Читаю эти несколько строк, перечитываю – жаль выпустить из рук такой дорогой подарок!
– Каков наш Коломыта? – говорю Василию Борисовичу.
– Семен Афанасьевич, а вы у моря бывали? – отвечает он странно, как будто невпопад.
– Бывал. А что?
– Видали, как чайки ходят по берегу? Неуклюже, переваливаются с боку на бок, словно утки. А взмоет вверх – вольно, красиво! Откуда берется и сила, и легкость…

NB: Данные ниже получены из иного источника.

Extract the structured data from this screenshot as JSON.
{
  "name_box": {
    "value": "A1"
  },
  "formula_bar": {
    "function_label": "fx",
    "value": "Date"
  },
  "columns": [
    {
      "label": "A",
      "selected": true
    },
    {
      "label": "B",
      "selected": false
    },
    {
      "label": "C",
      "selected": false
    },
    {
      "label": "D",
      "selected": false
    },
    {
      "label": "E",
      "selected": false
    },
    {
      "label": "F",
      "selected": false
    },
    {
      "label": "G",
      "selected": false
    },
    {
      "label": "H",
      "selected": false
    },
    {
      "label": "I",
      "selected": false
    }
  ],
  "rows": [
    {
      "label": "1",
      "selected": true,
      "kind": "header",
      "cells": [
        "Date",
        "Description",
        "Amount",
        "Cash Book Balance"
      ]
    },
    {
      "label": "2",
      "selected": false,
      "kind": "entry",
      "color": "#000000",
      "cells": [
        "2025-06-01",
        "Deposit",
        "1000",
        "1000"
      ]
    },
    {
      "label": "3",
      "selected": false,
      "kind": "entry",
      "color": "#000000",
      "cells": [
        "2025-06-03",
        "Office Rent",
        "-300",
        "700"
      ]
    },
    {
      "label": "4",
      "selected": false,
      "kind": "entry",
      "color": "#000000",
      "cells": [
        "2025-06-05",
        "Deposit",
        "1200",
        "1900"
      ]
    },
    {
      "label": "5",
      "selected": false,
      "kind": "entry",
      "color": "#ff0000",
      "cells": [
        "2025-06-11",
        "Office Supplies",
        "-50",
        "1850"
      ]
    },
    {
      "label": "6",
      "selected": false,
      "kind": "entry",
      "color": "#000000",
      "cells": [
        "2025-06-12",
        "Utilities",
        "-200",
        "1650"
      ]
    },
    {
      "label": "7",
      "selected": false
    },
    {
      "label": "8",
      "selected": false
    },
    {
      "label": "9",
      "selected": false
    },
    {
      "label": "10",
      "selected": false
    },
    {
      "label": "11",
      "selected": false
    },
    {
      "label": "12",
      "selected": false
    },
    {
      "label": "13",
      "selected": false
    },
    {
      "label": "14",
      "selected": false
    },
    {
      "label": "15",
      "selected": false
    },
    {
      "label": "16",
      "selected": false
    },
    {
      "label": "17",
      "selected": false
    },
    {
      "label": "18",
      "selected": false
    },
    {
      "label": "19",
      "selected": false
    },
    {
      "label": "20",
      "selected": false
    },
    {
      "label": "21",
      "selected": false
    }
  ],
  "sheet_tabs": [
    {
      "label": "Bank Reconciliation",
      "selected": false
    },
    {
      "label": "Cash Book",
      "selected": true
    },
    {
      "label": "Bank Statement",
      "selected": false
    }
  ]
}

– Семен Афанасьевич! Письмо! Наверно, про Федьку!
У Лиры от нетерпения дрожат руки, глаза так и сверлят шершавую, толстую бумагу самодельного конверта.
Торопливо вскрываю конверт, смотрю на подпись – нет, фамилия чужая, не Федина.
Уважаемый товарищ учитель Карабанов! Сообщаю, что Софья Александровна Голубкова назад три месяца уехала к сестре в город Псков. Она, как Федя ушел, полгода искала, а потом сказала: здесь больше оставаться нет мочи. Уехала в город Псков, наказала писать ей, если что. Она мне вестей больше не подавала. Я ей сейчас ваше письмо посылаю и вам тоже пишу. Адрес в городе Пскове у нее такой…
Не знаю почему, но от этого письма пахнуло на нас тревогой. Почему бы? Ведь это так понятно: женщине невмоготу было оставаться там, где все напоминало ей о пропавшем мальчике, вот она и решила переехать к родне в другой город. Но тревога не проходила. Галя тут же при Лире составила подробную телеграмму, которую он тотчас отнес на почту. О письме сибирской соседки Феде решили не говорить.
Я ждал ответной телеграммы назавтра, на худой конец – через день. Прошло пять дней – ответа не было. Через неделю Галя с Лирой пошли на почту, чтобы послать новую телеграмму, и там им вручили письмо с псковским штампом.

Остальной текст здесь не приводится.